Our study has several limitations. First, our findings are based on a national sample of fee-for-service Medicare beneficiaries with Part D plan coverage and hence may not be generalizable to individuals in Medicare Advantage plans or other types of insurance (e.g., commercial). Second, as with all claims-based studies, prescription fills do not account for whether the medication dispensed was taken as prescribed, potentially overestimating adherence and underestimating discontinuation. Third, we were unable to determine whether those who discontinued treatment eventually restarted after the 12-month follow-up period ended; therefore, we may have overestimated ART discontinuation. Fourth, potential reasons for suboptimal adherence or treatment gaps including side effects, out-of-pocket costs, patient preferences, or use as post-exposure prophylaxis (PEP) therapy were not available in our administrative claims data. Thus, we were unable to determine if treatment gaps were deliberate and appropriate. Nevertheless, ART is recommended for all persons with HIV in the U.S. to reduce morbidity and mortality and to prevent the transmission of HIV; therefore, we would expect all Medicare beneficiaries with HIV to receive treatment. Finally, unobserved or unmeasured variables may have confounded the relationship observed between measured factors and our study outcomes of adherence and discontinuation.

Despite these limitations, our study provides insights into an important but understudied group of Medicare beneficiaries with HIV and has direct implications for clinical practice and policy. Among fee-for-service Medicare beneficiaries with HIV who initiated a new anchor medication between 2014 and 2017, suboptimal adherence and gaps in continuous ART use were commonly observed.
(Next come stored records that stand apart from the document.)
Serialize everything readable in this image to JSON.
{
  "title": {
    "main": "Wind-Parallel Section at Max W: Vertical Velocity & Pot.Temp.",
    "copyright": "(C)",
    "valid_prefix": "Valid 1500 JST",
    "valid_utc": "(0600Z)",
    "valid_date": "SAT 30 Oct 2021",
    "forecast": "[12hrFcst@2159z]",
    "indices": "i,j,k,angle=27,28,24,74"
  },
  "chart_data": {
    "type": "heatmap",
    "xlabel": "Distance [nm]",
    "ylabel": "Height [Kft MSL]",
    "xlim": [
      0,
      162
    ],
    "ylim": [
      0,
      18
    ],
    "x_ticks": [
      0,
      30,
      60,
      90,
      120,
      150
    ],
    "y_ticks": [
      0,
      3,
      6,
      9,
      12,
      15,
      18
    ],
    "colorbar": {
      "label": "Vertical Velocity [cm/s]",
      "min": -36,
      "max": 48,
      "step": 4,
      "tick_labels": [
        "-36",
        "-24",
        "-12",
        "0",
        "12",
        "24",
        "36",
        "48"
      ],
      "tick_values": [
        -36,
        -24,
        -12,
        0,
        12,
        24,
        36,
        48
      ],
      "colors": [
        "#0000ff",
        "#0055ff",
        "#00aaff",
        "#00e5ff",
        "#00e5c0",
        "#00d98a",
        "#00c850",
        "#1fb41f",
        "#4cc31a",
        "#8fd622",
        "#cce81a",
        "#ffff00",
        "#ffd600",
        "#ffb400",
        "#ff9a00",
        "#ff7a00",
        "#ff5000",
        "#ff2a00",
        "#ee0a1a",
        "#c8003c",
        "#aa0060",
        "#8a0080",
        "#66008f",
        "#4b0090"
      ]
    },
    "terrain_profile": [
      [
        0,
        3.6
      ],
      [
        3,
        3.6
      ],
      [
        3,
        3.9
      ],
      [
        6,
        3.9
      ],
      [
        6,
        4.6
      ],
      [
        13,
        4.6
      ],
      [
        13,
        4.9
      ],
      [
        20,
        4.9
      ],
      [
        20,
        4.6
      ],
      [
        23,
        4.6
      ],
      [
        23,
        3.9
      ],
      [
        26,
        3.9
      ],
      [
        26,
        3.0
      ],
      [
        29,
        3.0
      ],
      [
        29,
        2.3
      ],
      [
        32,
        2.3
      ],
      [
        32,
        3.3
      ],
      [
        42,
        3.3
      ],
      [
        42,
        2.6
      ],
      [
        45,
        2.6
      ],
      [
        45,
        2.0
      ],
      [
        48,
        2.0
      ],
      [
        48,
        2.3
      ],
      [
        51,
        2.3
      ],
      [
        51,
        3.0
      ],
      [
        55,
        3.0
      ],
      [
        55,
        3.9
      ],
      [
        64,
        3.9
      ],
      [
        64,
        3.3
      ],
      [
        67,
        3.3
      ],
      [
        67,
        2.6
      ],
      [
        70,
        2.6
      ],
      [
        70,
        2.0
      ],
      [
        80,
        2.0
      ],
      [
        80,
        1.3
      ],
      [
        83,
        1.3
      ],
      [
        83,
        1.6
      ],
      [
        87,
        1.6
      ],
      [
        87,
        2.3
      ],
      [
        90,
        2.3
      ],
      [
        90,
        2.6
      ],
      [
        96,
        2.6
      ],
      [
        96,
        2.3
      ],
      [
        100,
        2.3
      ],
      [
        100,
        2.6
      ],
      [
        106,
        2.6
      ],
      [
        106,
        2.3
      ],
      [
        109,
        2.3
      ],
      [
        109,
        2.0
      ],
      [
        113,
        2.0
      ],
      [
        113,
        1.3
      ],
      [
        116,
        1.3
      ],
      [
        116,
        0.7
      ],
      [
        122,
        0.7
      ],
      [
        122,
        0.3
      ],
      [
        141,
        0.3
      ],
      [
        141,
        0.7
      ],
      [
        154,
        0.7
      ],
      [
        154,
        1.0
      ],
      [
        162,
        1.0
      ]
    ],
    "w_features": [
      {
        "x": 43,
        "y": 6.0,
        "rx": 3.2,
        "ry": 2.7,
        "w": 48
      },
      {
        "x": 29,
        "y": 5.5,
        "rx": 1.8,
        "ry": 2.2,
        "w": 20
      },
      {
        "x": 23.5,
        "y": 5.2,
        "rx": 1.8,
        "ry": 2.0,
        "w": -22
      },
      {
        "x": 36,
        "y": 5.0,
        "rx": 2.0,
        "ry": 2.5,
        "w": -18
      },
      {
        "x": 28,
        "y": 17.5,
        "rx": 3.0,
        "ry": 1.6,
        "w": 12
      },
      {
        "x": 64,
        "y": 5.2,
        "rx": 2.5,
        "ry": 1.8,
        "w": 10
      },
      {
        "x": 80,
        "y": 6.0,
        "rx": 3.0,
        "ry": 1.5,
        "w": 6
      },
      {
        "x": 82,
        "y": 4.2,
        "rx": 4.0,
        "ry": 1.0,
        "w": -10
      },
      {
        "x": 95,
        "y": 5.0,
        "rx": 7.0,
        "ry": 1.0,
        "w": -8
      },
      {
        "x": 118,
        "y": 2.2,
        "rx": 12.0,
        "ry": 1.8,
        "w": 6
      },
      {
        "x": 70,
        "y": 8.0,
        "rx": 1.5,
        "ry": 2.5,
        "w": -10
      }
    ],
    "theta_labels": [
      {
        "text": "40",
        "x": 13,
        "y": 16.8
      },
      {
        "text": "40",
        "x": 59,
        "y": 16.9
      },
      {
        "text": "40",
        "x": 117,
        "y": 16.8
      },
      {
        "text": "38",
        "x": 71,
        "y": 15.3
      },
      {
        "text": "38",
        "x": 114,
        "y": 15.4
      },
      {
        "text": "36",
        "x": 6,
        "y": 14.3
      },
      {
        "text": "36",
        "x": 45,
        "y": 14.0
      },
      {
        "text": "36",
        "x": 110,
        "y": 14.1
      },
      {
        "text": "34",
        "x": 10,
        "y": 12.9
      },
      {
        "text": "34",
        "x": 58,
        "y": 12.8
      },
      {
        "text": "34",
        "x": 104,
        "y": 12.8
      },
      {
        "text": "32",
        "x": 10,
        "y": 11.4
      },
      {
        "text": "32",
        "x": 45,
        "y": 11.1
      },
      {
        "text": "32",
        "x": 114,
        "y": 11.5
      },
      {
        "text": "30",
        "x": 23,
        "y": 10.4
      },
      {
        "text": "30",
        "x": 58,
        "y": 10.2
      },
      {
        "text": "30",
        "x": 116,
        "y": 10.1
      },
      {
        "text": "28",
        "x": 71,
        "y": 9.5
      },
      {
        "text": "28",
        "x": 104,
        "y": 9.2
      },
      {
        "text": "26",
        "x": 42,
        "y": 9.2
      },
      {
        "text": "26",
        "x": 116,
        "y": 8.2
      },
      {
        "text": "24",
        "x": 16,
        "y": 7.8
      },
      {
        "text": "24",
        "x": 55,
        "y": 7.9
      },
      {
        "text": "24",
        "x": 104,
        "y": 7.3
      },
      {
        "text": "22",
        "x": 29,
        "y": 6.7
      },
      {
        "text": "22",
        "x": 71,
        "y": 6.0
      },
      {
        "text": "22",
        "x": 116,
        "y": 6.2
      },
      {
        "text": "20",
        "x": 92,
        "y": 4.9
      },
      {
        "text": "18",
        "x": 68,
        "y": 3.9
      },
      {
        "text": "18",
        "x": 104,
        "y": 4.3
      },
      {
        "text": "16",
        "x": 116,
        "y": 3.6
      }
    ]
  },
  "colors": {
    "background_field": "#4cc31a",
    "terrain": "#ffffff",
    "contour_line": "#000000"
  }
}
Our findings provide insights into the characteristics of PWH with suboptimal ART adherence and those discontinuing ART treatments. Interventions and policies to mitigate barriers to adherence are urgently needed to achieve more equitable HIV care continuum outcomes among Medicare beneficiaries, particularly those who are younger, Black, have a history of a mental health condition or substance use disorder. Furthermore, ongoing monitoring of ART adherence and discontinuation in the Medicare population will be needed given the anticipated growth in the number of Medicare beneficiaries with HIV expected to occur in the coming decade.